Harper’s work is featured in Cedric Harper: ANCESTRAL LANGUAGE the seventh exhibition in the 1:1 Exhibition Series presented in the Mills Gallery at Boston Center for the Arts. Each exhibition in this series presents a collaborative project between one curator and one artist, and either introduces a new artist or highlights a new aspect of a more experienced artist.
About the Curator
Carol Moses is an artist living in Cambridge, MA, who creates non-representational tableaus, employing grids, patterns, repeated linear elements, and biomorphic forms, in a distinctive visual vocabulary. Discrete styles namely calligraphic, gestural, and geometric appear throughout her omnivorous practice that moves between drawing, painting, printmaking and photography. Her artistic work creates balance, moving through color and form to create a visual neologism all her own. In childhood, Moses gravitated towards logic, math, and science, absorbing the nuance and minutiae of patterns in the natural world. Study in cultural anthropology and linguistics also tacitly influenced her sui generis painting and photography.
In her broader art life, Moses concerns herself equally with making and showing her work, and with promoting work of colleagues she admires, and causes she espouses. To these ends, she founded a gallery program in 2009 in a neighborhood community center in Cambridge – head full of visions of bringing artists to light and helping them gain income from selling work. In the end it was more the former, to no one’s surprise but her own. However curatorial experience was gained, and great connections were forged and strengthened.

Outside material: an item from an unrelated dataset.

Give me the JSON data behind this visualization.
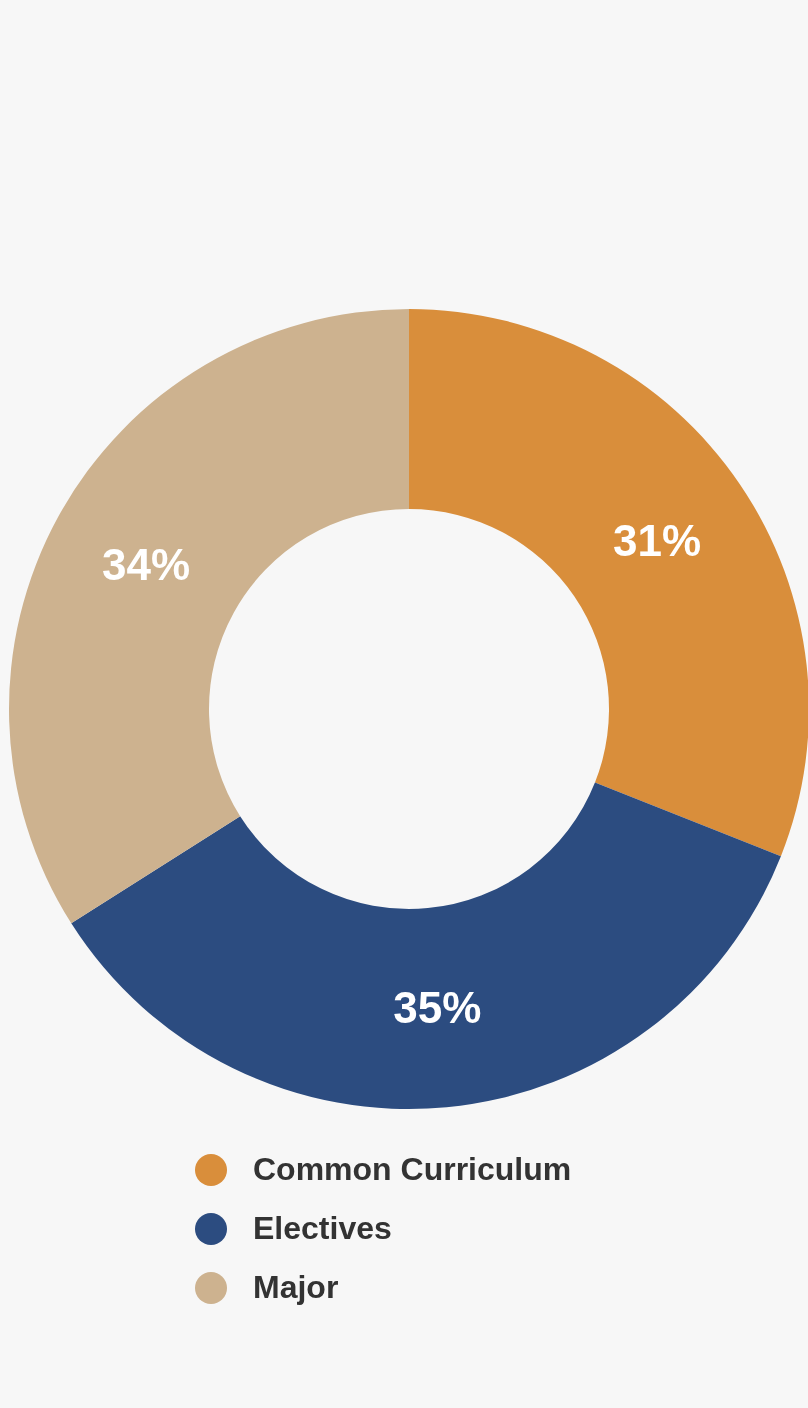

Currently, Moses has a work studio at Vernon St, and exhibits in Boston at studio 213 at SoWa — 450 Harrison, sharing the space with Cedric Harper and other artists. She participates in international residencies, when circumstances allow, creating fascinating portrait and interview series of expansive demographics. Indefatigable, Moses is hatching new projects and media all the time. Enjoy this impressive curation of Cedric Harper’s rich art brain.
Moses is the curator for Cedric Harper: ANCESTRAL LANGUAGE, the seventh exhibition in the 1:1 Curatorial Initiative series presented in the Mills Gallery at Boston Center for the Arts. Each exhibition in this series presents a collaborative project between one curator and one artist, and either introduces a new artist or highlights a new aspect of a more experienced artist.